NOAA namely predicts a 70% likelihood of 10 to 16 named storms (winds of 39 mph or higher), of which 5 to 9 could become hurricanes (winds of 74 mph or higher), including 1 to 4 major hurricanes (category 3, 4 or 5; with winds of 111 mph or higher). An average hurricane season produces 12 named storms, of which 6 become hurricanes, including 3 major hurricanes.

Secretary of Commerce Wilbur Ross stated:

With the advances made in hardware and computing over the course of the last year, the ability of NOAA scientists to both predict the path of storms and warn Americans who may find themselves in harm’s way is unprecedented. The devastating hurricane season of 2017 demonstrated the necessity for prompt and accurate hurricane forecasts.”

The possibility of a weak El Nino developing, along with near-average sea surface temperatures across the tropical Atlantic Ocean and Caribbean Sea, are two of the factors driving this outlook. These factors are set upon a backdrop of atmospheric and oceanic conditions that are conducive to hurricane development and have been producing stronger Atlantic hurricane seasons since 1995.

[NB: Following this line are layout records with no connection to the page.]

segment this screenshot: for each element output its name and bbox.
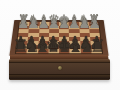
storage-drawer xyxy=(9,62,110,75)
board-square xyxy=(48,49,59,53)
wooden-case xyxy=(9,59,110,81)
chess-board xyxy=(9,20,108,56)
drawer-knob xyxy=(58,66,62,70)
board-square xyxy=(38,49,49,53)
board-square xyxy=(16,49,27,53)
case-base-molding xyxy=(9,75,110,81)
board-grid xyxy=(15,22,103,54)
chess-set-photo: ♜♞♝♛♚♝♞♜♟♟♟♟♟♟♟♟♟♟♟♟♟♟♟♟♜♞♝♛♚♝♞♜ xyxy=(0,0,120,90)
board-square xyxy=(70,49,81,53)
board-square xyxy=(80,49,91,53)
board-square xyxy=(27,49,38,53)
board-square xyxy=(91,49,102,53)
board-square xyxy=(59,49,70,53)
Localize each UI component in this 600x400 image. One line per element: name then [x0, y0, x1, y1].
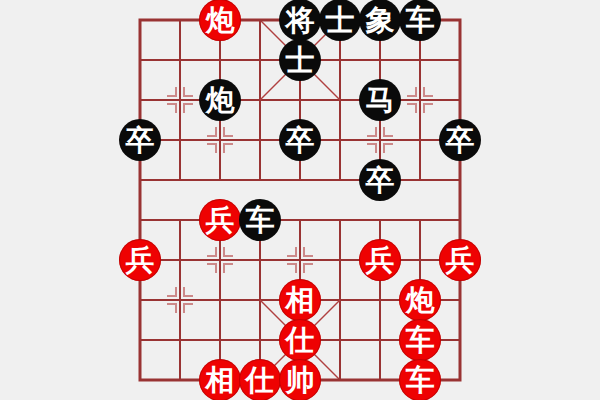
piece-red-pawn[interactable]: 兵 [359, 239, 401, 281]
piece-black-advisor[interactable]: 士 [279, 39, 321, 81]
piece-black-cannon[interactable]: 炮 [199, 79, 241, 121]
piece-black-chariot[interactable]: 车 [239, 199, 281, 241]
pieces-layer: 炮将士象车士炮马卒卒卒卒兵车兵兵兵相炮仕车相仕帅车 [0, 0, 600, 400]
piece-black-elephant[interactable]: 象 [359, 0, 401, 41]
piece-black-pawn[interactable]: 卒 [119, 119, 161, 161]
xiangqi-board: 炮将士象车士炮马卒卒卒卒兵车兵兵兵相炮仕车相仕帅车 [0, 0, 600, 400]
piece-red-advisor[interactable]: 仕 [239, 359, 281, 400]
piece-red-chariot[interactable]: 车 [399, 359, 441, 400]
piece-black-pawn[interactable]: 卒 [279, 119, 321, 161]
piece-red-elephant[interactable]: 相 [199, 359, 241, 400]
piece-red-pawn[interactable]: 兵 [119, 239, 161, 281]
piece-red-chariot[interactable]: 车 [399, 319, 441, 361]
piece-black-advisor[interactable]: 士 [319, 0, 361, 41]
piece-black-pawn[interactable]: 卒 [439, 119, 481, 161]
piece-black-general[interactable]: 将 [279, 0, 321, 41]
piece-red-elephant[interactable]: 相 [279, 279, 321, 321]
piece-red-advisor[interactable]: 仕 [279, 319, 321, 361]
piece-black-pawn[interactable]: 卒 [359, 159, 401, 201]
piece-red-cannon[interactable]: 炮 [199, 0, 241, 41]
piece-red-general[interactable]: 帅 [279, 359, 321, 400]
piece-red-pawn[interactable]: 兵 [439, 239, 481, 281]
piece-red-cannon[interactable]: 炮 [399, 279, 441, 321]
piece-red-pawn[interactable]: 兵 [199, 199, 241, 241]
piece-black-chariot[interactable]: 车 [399, 0, 441, 41]
piece-black-horse[interactable]: 马 [359, 79, 401, 121]
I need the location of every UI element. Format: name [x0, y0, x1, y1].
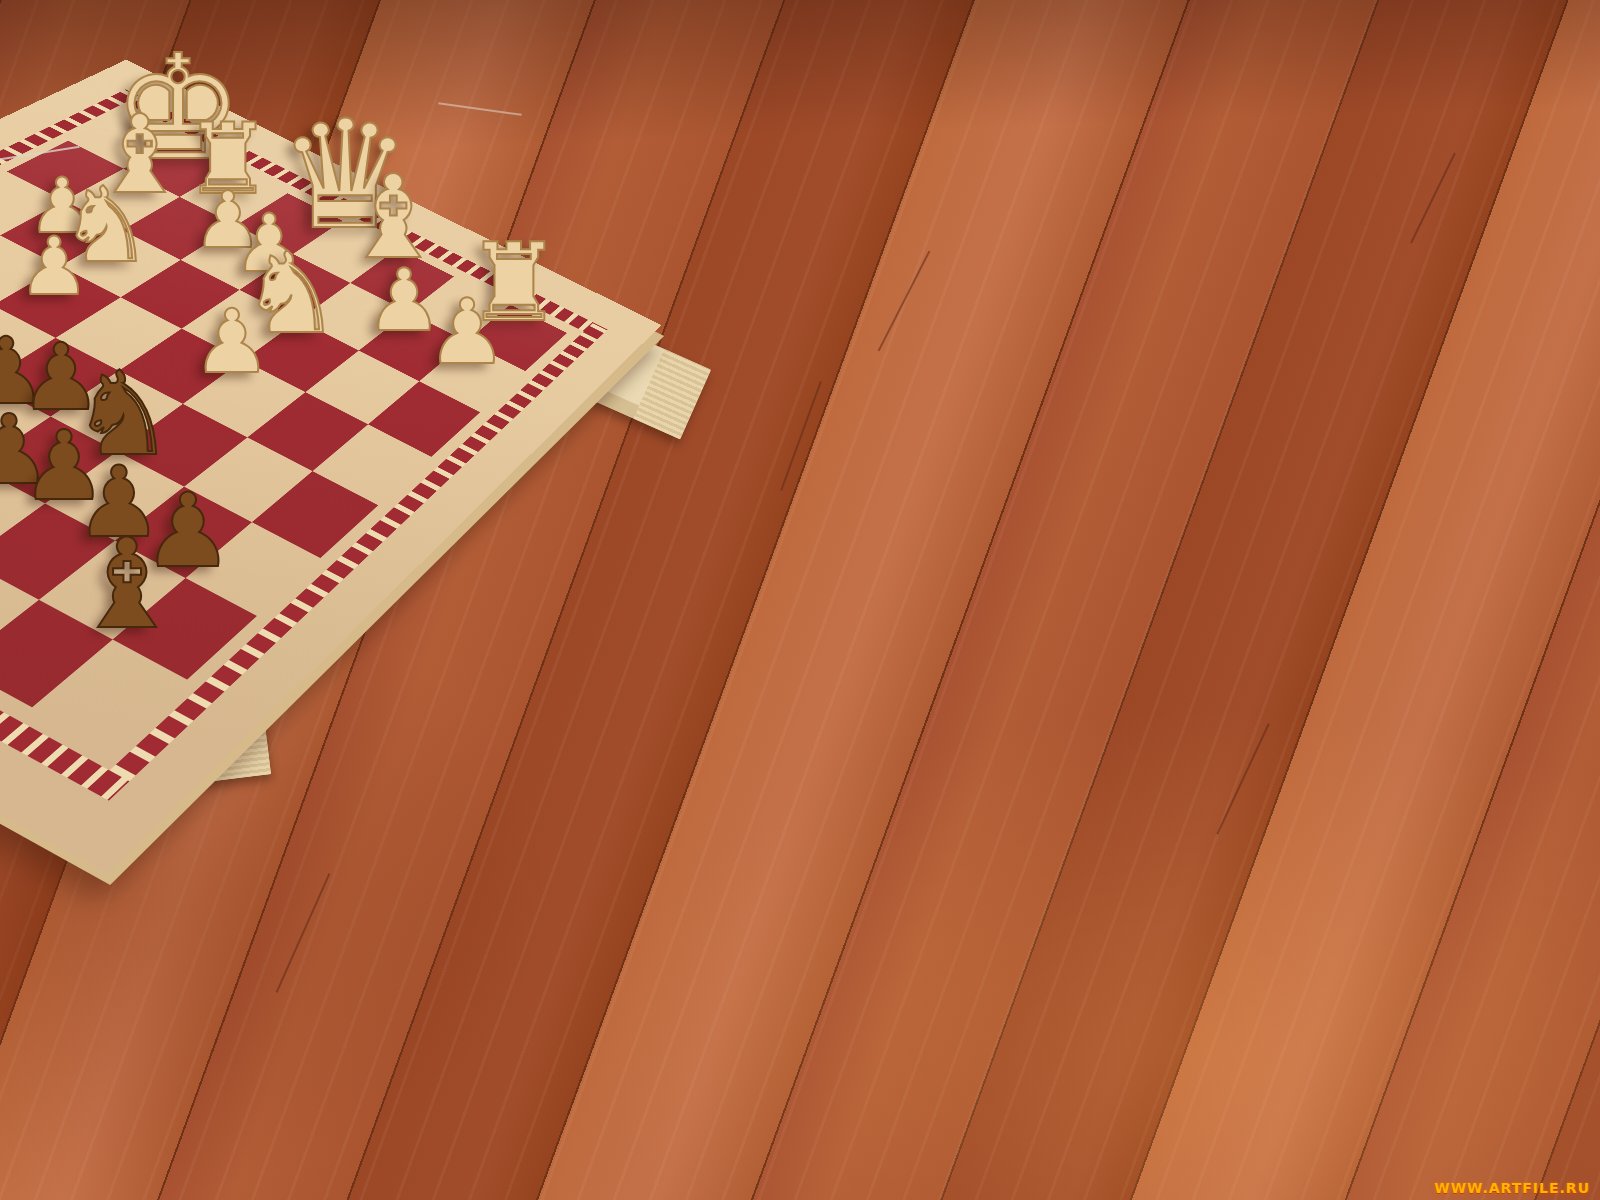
photo-scene: WWW.ARTFILE.RU ♚♜♛♝♜♝♟♟♟♟♟♞♞♟♟♟♟♞♟♟♟♟♝ [0, 0, 1600, 1200]
piece-white-P-b4: ♟ [18, 227, 90, 307]
piece-white-P-h2: ♟ [427, 287, 508, 377]
piece-black-B-g7: ♝ [71, 522, 182, 646]
piece-white-P-f4: ♟ [193, 298, 272, 386]
watermark: WWW.ARTFILE.RU [1434, 1180, 1590, 1196]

In addition to the Atlantic hurricane season outlook, NOAA also issued seasonal hurricane outlooks for the eastern and central Pacific basins. An 80% chance of a near- or above-normal season is predicted for both the eastern and central Pacific regions. The eastern Pacific outlook calls for a 70% probability of 14 to 20 named storms, of which 7 to 12 are expected to become hurricanes, including 3 to 7 major hurricanes. The central Pacific outlook calls for a 70% probability of 3 to 6 tropical cyclones, which includes tropical depressions, tropical storms and hurricanes.

NOAA will update the 2018 Atlantic seasonal outlook in early August, just prior to the peak of the season.